Figure 1 illustrates our environment and where the various I/O-related RMF reports fit. 


DASD Array Host Adapter Hardware
The DS8800 supports two types of Host Adapters (HAs) installed in the array’s I/O enclosures: Fibre Channel/FICON four-port and eight-port HA cards with a nominal port speed of 8 Gbps. Fibre Channel (FC) is a technology standard that allows data to be transferred from one node to another at high speeds and great distances. This information can include commands, controls, files, graphics, video and sound. FC connections are established between FC ports that reside in I/O devices, host systems and the network that interconnects them. The network consists of elements such as switches, bridges and repeaters that are used to interconnect the FC ports. Using the DS8800 long-wave fibre port HAs, connections are possible up to a 10 km (6.2 miles). That distance isn’t user-configurable; it depends on the type of HA and switch. All ports on each HA are the same type: long wave or short wave. 

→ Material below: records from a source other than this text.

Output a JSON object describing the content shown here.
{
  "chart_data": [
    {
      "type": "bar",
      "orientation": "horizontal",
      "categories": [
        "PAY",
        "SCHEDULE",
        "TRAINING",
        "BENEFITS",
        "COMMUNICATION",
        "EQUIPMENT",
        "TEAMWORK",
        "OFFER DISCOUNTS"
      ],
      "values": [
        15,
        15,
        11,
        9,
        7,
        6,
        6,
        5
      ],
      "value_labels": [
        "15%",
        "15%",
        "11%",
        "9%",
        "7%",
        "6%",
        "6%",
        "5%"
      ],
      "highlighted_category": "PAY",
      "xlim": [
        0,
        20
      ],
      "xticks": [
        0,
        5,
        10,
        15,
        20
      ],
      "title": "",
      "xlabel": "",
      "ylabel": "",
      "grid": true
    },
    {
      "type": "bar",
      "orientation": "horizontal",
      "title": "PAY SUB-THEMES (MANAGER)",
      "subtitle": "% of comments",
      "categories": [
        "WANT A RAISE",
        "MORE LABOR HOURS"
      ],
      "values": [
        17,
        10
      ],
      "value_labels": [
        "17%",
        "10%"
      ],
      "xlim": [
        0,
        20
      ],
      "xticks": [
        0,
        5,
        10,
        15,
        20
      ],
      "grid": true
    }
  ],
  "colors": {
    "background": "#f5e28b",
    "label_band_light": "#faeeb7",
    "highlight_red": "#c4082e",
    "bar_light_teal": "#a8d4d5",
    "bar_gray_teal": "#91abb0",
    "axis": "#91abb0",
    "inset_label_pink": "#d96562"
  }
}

The DS8800 uses FC to transmit Fibre Channel connection (FICON) traffic, which uses FC frames to carry System z I/Os. A Local Connector (LC) type cable connector is required to attach to this adapter. Each of the ports on a DS8800 HA can also independently be either FCP or FICON. You can change the port type by using the DS Storage Manager Graphical User Interface (GUI) or the DS8000 Command-Line Interface (DSCLI) commands. A port can’t be both FICON and FCP simultaneously, but can be changed as required.

The HA card is a Peripheral Component Interconnect Express (PCIe) Gen 2 bus with a dual-core 1.5 GHz PowerPC processor (Freescale MPC8572). A new high-function, high-performance, Application-Specific Integrated Circuit (ASIC) drives the card. Each FC port supports a maximum of 509 host login IDs and 1,280 paths so the user can create large FICON SANs. The front-end with the 8 Gbps ports scales up to 128 ports for a DS8800, using the eight-port HAs, which results in a theoretical aggregated host I/O bandwidth of 128 x 8 Gbps.

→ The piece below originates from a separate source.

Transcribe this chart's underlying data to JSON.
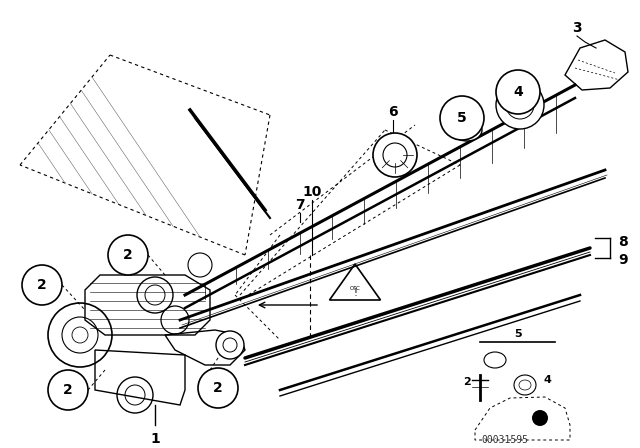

The DS8800 8 Gbps host adapter ports can each negotiate to 8, 4 or 2 Gbps speeds (but not 1 Gbps). The eight-port HAs offer essentially the same total maximum throughput when taking loads of all its ports together as the four-port HAs of the DS8800. So, the eight-port HAs are meant for more attachment options, but not for more performance. Random, small-block performance is usually no issue when considering HA performance because this type of port can deliver up to 100K Input/Output Operations Per Second (IOPS) for a 4K (small-block) cache-hit workload. With several HAs, potential IOPS figures from the HAs are far higher than the number of disk drives currently supported in a DS8800.

FICON host channels limit the number of devices per channel to 16,384. To fully access 65,280 devices on a storage unit, it’s necessary to connect a minimum of four FICON host channels to the storage unit. You can access the devices through a switch to a single storage unit FICON port. With this method, you can expose 64 control-unit images (16,384 devices) to each host channel.

In the System z environment, the normal practice is to provide multiple paths from each host to a disk subsystem (typically, four to eight paths are installed). The channels in each host that can access each Logical Control Unit (LCU) in the DS8800 are defined in the Hardware Configuration Definition (HCD) or I/O Configuration Data Set (IOCDS) for that host. Dynamic Path Selection (DPS) lets the channel subsystem select any available (non-busy) path to initiate an operation to the disk subsystem. Dynamic Path Reconnect (DPR) lets the DS8800 select any available path to a host to reconnect and resume a disconnected operation such as to transfer data after disconnection due to a cache miss. The channel subsystem on the host and the DS8800 manages these functions, which are part of the System z architecture.